イランの映画「別離」の名はあちらこちらで見かけていて、観るつもりだから内容を読まずにいたもののちらりと聞こえてくるのは絶賛の声ばかり。そんなに良い映画なんか。そうなんか。どんなんやろ。と、何となく思っていました。ポスターやDVDになってからのカバーアートを見るにつけ、タイトル「別離」のイメージと相まって、きっと別れ別れになって砂漠を旅する夫婦の愛の物語に違いないと、勝手に思い込んでいたわけです。
私のような馬鹿者がもしいたら、ここではっきり言っておきますがまったくそのような映画ではございません。旅もしませんし砂漠なんか無関係です。だから躊躇なく観ることをおすすめします。この「別離」という映画は、普通の意味で2011年最高傑作の一つで、歴史に名を残していいほどの優れた映画でめちゃんこおもろい映画です。

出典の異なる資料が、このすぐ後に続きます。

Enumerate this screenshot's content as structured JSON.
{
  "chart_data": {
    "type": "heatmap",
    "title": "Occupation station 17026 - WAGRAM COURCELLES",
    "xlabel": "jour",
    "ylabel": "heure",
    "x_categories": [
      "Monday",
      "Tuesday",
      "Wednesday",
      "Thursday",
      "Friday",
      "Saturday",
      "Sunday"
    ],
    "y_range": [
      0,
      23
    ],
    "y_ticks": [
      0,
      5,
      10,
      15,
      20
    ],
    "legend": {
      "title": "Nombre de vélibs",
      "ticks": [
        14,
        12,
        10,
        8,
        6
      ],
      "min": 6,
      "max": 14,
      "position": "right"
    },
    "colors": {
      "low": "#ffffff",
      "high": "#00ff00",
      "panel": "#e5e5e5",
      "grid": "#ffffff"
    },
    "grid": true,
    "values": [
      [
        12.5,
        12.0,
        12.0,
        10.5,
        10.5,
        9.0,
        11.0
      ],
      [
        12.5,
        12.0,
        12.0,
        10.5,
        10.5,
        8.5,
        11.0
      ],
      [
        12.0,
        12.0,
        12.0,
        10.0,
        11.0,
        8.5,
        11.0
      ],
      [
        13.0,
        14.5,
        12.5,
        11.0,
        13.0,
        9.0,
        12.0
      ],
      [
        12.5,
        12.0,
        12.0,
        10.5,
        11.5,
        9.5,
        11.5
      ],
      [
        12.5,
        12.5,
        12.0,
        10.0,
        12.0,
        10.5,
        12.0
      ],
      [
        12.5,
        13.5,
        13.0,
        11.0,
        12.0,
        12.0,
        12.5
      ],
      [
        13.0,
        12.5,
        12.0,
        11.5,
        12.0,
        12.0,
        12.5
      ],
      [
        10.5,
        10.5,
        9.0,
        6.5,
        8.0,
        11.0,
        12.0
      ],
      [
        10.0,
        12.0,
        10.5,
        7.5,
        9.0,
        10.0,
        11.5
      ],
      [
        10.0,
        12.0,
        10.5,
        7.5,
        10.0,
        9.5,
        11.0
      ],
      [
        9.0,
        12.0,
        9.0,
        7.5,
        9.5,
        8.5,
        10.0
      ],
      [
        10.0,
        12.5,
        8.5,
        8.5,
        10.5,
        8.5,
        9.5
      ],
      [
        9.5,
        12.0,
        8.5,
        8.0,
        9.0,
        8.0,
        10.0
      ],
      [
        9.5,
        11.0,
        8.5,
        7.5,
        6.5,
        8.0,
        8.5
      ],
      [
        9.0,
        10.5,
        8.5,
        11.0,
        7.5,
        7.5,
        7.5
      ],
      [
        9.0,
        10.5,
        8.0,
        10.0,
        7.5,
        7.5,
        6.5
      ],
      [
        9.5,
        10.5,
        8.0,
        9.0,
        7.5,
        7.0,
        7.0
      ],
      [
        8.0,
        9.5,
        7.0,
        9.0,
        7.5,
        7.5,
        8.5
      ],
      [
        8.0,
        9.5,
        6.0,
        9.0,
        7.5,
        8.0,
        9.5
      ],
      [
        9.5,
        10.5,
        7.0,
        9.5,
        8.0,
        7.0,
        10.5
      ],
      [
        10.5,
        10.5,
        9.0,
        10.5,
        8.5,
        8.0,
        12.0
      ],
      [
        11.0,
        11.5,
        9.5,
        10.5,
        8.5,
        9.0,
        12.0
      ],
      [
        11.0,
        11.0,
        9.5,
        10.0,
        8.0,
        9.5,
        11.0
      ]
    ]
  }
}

物語はぶっ飛びの面白さで、登場人物は全員深く複雑な設定で、演じる役者はすべて素晴らしく、演出、編集、物語の流れは絶妙のバランス、文芸に寄りすぎてもおらず、軽薄さは全くなく、深く感じ入る人にはとことん深く、さらりと流し観する人にも展開の妙技で楽しませます。

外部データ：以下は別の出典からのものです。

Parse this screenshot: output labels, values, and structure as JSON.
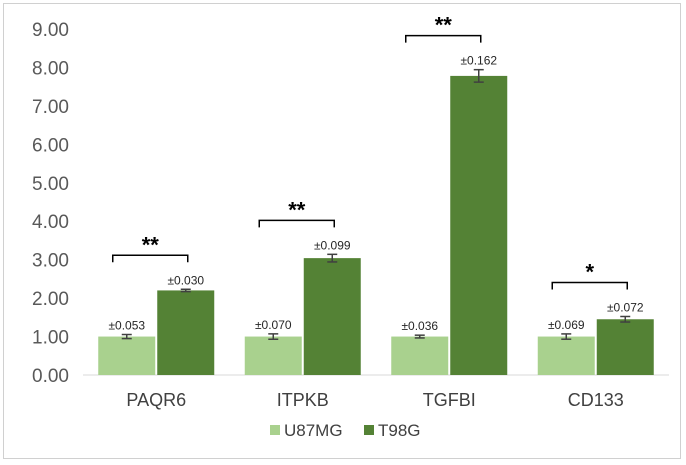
{
  "chart_data": {
    "type": "bar",
    "title": "",
    "xlabel": "",
    "ylabel": "",
    "categories": [
      "PAQR6",
      "ITPKB",
      "TGFBI",
      "CD133"
    ],
    "series": [
      {
        "name": "U87MG",
        "color": "#a9d18e",
        "values": [
          1.0,
          1.0,
          1.0,
          1.0
        ],
        "errors": [
          0.053,
          0.07,
          0.036,
          0.069
        ],
        "error_labels": [
          "±0.053",
          "±0.070",
          "±0.036",
          "±0.069"
        ]
      },
      {
        "name": "T98G",
        "color": "#548235",
        "values": [
          2.2,
          3.04,
          7.78,
          1.45
        ],
        "errors": [
          0.03,
          0.099,
          0.162,
          0.072
        ],
        "error_labels": [
          "±0.030",
          "±0.099",
          "±0.162",
          "±0.072"
        ]
      }
    ],
    "significance": [
      "**",
      "**",
      "**",
      "*"
    ],
    "ylim": [
      0,
      9
    ],
    "yticks": [
      "0.00",
      "1.00",
      "2.00",
      "3.00",
      "4.00",
      "5.00",
      "6.00",
      "7.00",
      "8.00",
      "9.00"
    ],
    "grid": false,
    "legend_position": "bottom"
  }
}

「別離」の内容を簡単に紹介すると、家を出て行った妻がいて家政婦がいて、そういうひとたちの「すれ違い」の顛末です。些細な最初のすれ違いを発端に、ちょっとした事件が発生し、すれ違いが雪崩れていきます。基本はミステリー進行です。ミステリーとしての面白さの中に、ドメスティックでソシアルな物語が絡みまくります。

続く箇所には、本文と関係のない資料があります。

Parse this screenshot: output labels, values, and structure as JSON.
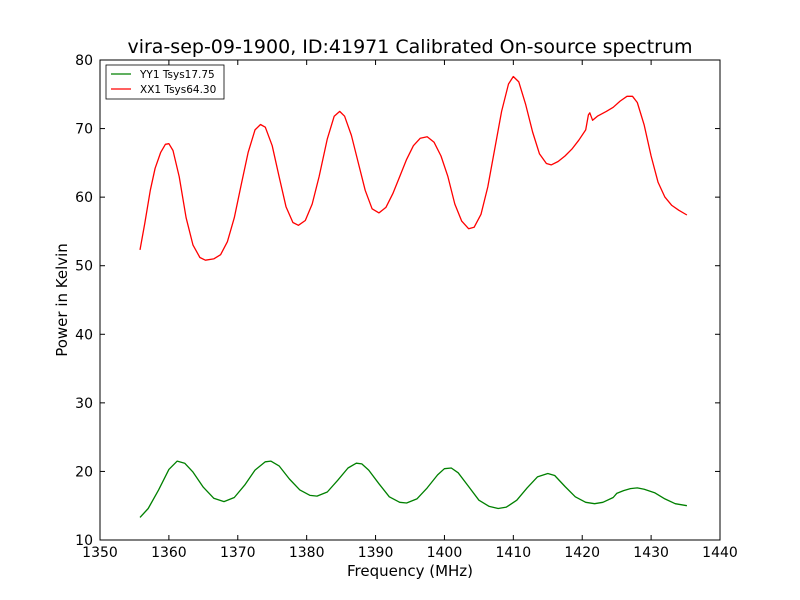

どの登場人物にもほんのわずかに隙があります。例えばちょっとした嘘だったり、見たことを言わなかったことだったりそういうことですが、そのわずかの隙が傷口となり、他の人物の隙と絡んで塞がるどころか広がります。小さな傷口は大きく裂けていきます。
すべての人にわずかな隙というか非があることによる辛さ悲しさ悔しさは格別です。なんとなく、アジア人ならではの倫理観や宗教観を感じます。もうね、ビシビシ来ますよ。
優しさや憎しみ、不信に疑惑、伏線や謎解き、愛と裏切り、残念感にいい人感、これらを見事に表現します。ミステリーの面白さを維持しつつです。
見事な脚本です。憎いくらいの演出と編集、演者の魅力、人物の掘り下げ、なにもかもが重層的にずば抜けています。これは確かに絶賛する以外ありません。
内容に触れずに絶賛していても伝わらないかもしれませんが、仕方ないんです。すべてのシーンがすべてのシーンの伏線になってるし、貧困や社会的背景の中で信心深い人の有りようや、どの人物にも非があると同時に良いところもあるとか、具体的にいちいち語り出すと映画の尺の5倍くらいの尺が必要になってきます。それほど、内容がつまってるんです。
むむむーっ本当は内容について言いたいことが山盛りあるんですが、我慢するのも辛いすねー。
ベルリン国際映画祭金熊賞銀熊賞その他その他、世界の映画賞を50以上受賞。
受賞がすべてではありませんがこれはすごいす。